Today Is The Wrong Shape’ was released as a single and it’s obvious why. Throbbing, pulsing and exactly measured mathematical skips between notes and Ashton’s relentless motorik beat push this distinctly English take on Germanic anti-rock of the seventies into orbit around your fat befuddled head until you fall on the carpet and pretend you’re a crab person. Pete Smyth is shouting something in the background and I think it might be the title, which adds a peculiar DIY punkiness to this skewed chunk of controlled psychedelic velocity. ‘She Ran Away With My Medicine’ offers a Floydian three minutes of eerie shimmering hint of mental breakdown with subtle depression of organ keys and what sounds like backwards noise and what also sounds like a titanic heartbeat in the background, like the blood thundering in your ears when you try and do a cartwheel or hang upside down in a children’s playground.

The closing track, ‘Furklausundbo’ is a fourteen minute glide over a watery world looking down from your balloon, maybe ninety years in the future, alone in the air, witnessing the half-submerged continents and new amphibian and insect forms that populate the new hotter earth.
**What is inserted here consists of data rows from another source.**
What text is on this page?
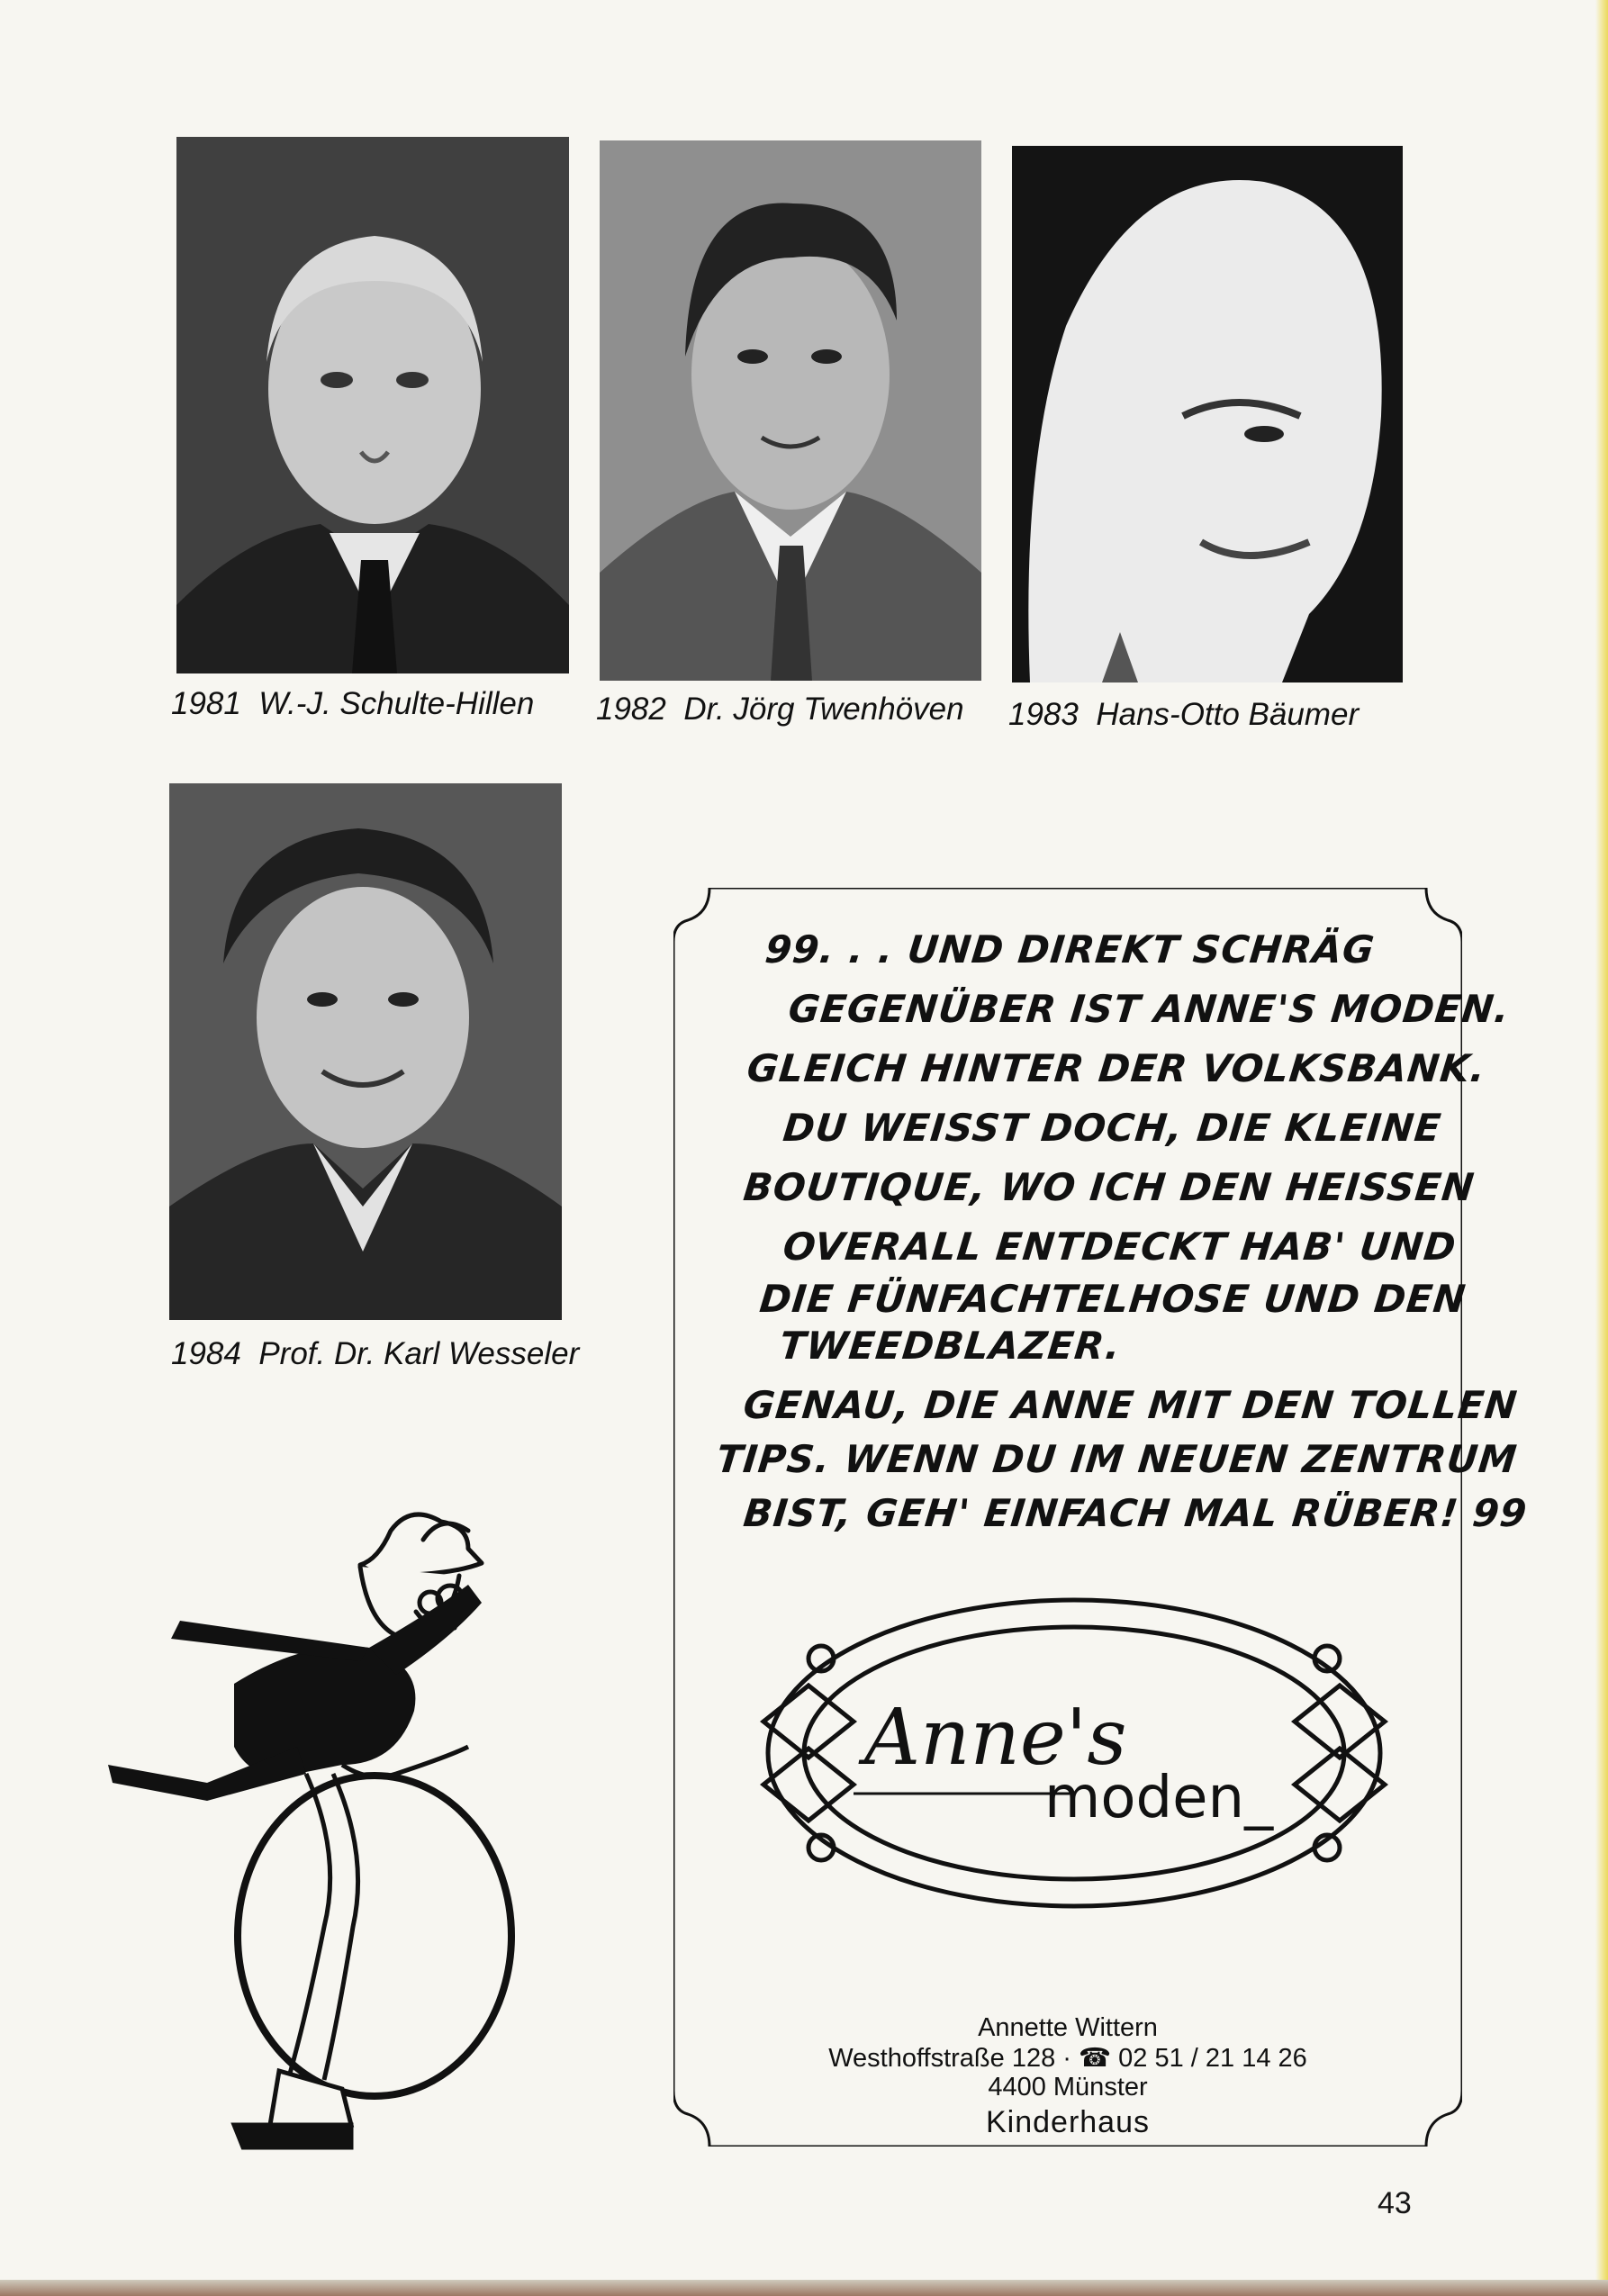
1981 W.-J. Schulte-Hillen 1982 Dr. Jörg Twenhöven 1983 Hans-Otto Bäumer
1984 Prof. Dr. Karl Wesseler
99. . . UND DIREKT SCHRÄG
GEGENÜBER IST ANNE'S MODEN.
GLEICH HINTER DER VOLKSBANK.
DU WEISST DOCH, DIE KLEINE
BOUTIQUE, WO ICH DEN HEISSEN
OVERALL ENTDECKT HAB' UND
DIE FÜNFACHTELHOSE UND DEN
TWEEDBLAZER.
GENAU, DIE ANNE MIT DEN TOLLEN
TIPS. WENN DU IM NEUEN ZENTRUM
BIST, GEH' EINFACH MAL RÜBER! 99
Anne's
moden_
Annette Wittern
Westhoffstraße 128 · ☎ 02 51 / 21 14 26
4400 Münster
Kinderhaus
43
That’s how it struck me anyway. Again, Mugstar gel together and do what they do best, pumping like a psychedelic piston that connects your brain to a gateway where any possibility lies. And again, special mention for the undulating and sinuous wonder of Ashton and Stoll’s living breathing rhythm section, a magic entity that provides the wheeled base or train-truck bogie upon which Smyth and guitarist Neil Murphy can overlay effects deluxe.

There you have it, thirty seven minutes of pure cerebral and physical joy, and brought to your eras from simply the best psychedelic outfit that have emerged from these wind-swept isles since the iconic groups of the hazy seventies. Mugstar are indeed iconic in their own right; resurrectors and continued flag-bearers of a psychedelic kite-mark that denotes pure internal happiness. To celebrate I’m going to rent a holiday cottage near Betws-y-Coed and play their albums all weekend.